Apologies for poor use of terms, I do not understand enough of the problem to even ask the right questions.
My main question is, what domain of mathematics is this problem and is it solved problem which has provably perfect solution or is it fundamentally hard problem.
Consider I have list of items describing pair of source and destination, let's imagine for example bus route from a source city to a destination city. And we want to express the list with fewest possible lines without losing information.
- S1 => D1
- S1 => D2
- S2 => D1
- S2 => D2
- D1 => S1
- D1 => S2
- D2 => S1
- D2 => S2
Naive compression algorithm could be:
step1, group by Bside
- S1 => [D1, D2]
- S2 => [D1, D2]
- D1 => [S1, S2]
- D2 => [S1, S2]
step2, group by Aside
- [S1, S2] => [D1, D2]
- [D1, D2] => [S1, D2]
step3, collapse direction
- [S1, D2] <=> [D1, D2]
However this algorithm doesn't guarantee shortest possible list for all possible lists. Because depending on list we have, the order of operations might need to be different for best result or we may need to not compress maximally in earlier step to have better overall compression in the end.

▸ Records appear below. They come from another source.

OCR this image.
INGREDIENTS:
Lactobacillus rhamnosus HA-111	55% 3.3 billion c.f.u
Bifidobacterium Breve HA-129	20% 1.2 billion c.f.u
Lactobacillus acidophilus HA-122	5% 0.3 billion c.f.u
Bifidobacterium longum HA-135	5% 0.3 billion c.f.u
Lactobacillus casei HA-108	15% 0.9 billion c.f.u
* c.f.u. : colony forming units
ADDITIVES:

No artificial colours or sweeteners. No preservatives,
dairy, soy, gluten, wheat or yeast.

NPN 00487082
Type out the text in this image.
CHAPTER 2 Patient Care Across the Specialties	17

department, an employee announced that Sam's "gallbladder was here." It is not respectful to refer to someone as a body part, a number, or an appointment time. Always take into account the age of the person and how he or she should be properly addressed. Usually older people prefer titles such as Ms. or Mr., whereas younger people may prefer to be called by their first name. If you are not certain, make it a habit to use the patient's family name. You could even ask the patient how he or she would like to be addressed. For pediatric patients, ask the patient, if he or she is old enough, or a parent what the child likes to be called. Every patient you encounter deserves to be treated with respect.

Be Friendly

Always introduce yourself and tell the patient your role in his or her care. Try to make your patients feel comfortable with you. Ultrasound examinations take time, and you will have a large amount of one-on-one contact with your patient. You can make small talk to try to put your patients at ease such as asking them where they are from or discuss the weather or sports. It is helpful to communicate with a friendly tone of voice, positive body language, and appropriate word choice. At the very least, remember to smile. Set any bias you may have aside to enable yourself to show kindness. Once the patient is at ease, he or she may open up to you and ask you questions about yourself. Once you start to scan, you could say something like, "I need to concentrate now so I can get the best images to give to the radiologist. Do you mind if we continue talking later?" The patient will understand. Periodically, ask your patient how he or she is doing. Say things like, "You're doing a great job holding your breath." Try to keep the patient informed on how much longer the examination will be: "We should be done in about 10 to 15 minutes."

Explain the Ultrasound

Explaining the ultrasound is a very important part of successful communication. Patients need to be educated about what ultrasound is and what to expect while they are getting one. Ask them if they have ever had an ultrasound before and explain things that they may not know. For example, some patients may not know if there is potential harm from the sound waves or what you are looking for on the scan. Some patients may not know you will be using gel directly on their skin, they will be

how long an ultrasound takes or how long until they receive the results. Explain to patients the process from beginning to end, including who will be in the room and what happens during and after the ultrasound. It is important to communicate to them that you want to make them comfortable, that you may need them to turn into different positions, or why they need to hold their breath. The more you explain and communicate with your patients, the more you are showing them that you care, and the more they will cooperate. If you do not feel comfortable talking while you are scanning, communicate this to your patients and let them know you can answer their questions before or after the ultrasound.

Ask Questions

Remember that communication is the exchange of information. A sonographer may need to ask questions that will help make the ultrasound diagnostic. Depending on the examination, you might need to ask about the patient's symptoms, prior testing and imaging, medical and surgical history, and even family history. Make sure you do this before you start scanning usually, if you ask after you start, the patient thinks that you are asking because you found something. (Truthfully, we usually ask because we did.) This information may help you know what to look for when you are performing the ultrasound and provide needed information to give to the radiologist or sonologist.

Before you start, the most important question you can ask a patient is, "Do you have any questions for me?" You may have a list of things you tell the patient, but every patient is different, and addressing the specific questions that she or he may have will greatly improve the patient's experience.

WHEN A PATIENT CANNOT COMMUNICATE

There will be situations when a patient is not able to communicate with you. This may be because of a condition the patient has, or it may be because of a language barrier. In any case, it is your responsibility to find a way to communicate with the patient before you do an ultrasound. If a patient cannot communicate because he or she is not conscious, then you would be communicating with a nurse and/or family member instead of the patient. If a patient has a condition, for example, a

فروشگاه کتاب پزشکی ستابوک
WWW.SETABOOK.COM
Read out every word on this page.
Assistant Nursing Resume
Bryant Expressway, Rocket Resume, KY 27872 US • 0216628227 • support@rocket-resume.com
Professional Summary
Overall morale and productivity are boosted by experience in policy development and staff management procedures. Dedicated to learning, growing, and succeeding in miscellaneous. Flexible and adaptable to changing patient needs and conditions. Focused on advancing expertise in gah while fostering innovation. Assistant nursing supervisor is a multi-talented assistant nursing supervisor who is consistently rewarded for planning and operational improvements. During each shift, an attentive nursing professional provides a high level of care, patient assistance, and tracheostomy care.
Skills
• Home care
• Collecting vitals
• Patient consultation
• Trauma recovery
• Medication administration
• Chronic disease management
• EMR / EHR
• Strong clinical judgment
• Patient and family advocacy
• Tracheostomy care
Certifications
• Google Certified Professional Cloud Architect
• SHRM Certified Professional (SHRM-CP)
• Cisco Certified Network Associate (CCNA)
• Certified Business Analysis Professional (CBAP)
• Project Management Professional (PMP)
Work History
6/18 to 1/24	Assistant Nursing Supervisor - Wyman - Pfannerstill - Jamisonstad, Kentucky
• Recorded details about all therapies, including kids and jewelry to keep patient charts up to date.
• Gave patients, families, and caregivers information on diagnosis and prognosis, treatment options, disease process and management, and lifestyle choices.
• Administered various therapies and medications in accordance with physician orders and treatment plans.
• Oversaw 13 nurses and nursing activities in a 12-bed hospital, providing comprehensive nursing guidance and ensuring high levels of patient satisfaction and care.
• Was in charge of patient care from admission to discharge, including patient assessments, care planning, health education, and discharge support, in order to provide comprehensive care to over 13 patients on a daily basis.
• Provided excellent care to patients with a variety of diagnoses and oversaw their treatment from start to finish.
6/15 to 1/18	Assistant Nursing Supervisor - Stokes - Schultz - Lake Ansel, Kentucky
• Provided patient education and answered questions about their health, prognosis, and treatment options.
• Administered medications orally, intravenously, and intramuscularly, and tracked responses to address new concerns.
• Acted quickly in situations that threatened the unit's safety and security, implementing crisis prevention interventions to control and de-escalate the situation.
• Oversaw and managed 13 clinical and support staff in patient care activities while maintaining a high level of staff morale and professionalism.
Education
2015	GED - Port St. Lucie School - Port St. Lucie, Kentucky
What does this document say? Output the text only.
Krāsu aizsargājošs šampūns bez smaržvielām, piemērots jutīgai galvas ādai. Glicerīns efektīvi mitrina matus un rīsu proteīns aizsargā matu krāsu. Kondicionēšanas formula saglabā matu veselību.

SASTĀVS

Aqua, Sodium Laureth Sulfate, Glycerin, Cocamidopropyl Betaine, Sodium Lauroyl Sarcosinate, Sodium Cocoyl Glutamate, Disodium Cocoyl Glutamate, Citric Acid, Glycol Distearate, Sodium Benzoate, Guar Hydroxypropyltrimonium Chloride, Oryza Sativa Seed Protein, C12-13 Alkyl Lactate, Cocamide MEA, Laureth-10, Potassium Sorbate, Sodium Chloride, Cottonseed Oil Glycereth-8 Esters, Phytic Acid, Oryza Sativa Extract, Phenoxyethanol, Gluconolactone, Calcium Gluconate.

adding another dimension to the list
Now what if the list items have additional dimension, such as colour:
- S1 => D1 (red)
- S1 => D1 (blue)
- S2 => D1 (red)
- S2 => D1 (blue)
- S1 => D1 (green)
Would compress to:
- [S1, S2] => D1 [red, blue]
- S1 => D1 green
Now if we have perfect solution to the 1st problem, the naive approach for the 2nd problem is to group the list by colour, yielding colourless lists. Apply perfect solution to each colour separately then collapse colours if same lines appear in multiple colours. But this approach too suffers from the problem that we might not want to compress earlier perfectly to have best overall compression.
Only solution I have is to either not try to do perfect solution or brute-force perfect solution by trying everything.
Consider a list where, for every item $S_n \Rightarrow D_m$ in the list, the converse item $D_m \Rightarrow S_n$ is also in the list.
In this instance, your 'set or list compression' problem is equivalent to the problem of covering the edge set of a bipartite graph with as few complete bipartite subgraphs as possible. This problem is known as the biclique cover problem and is NP complete.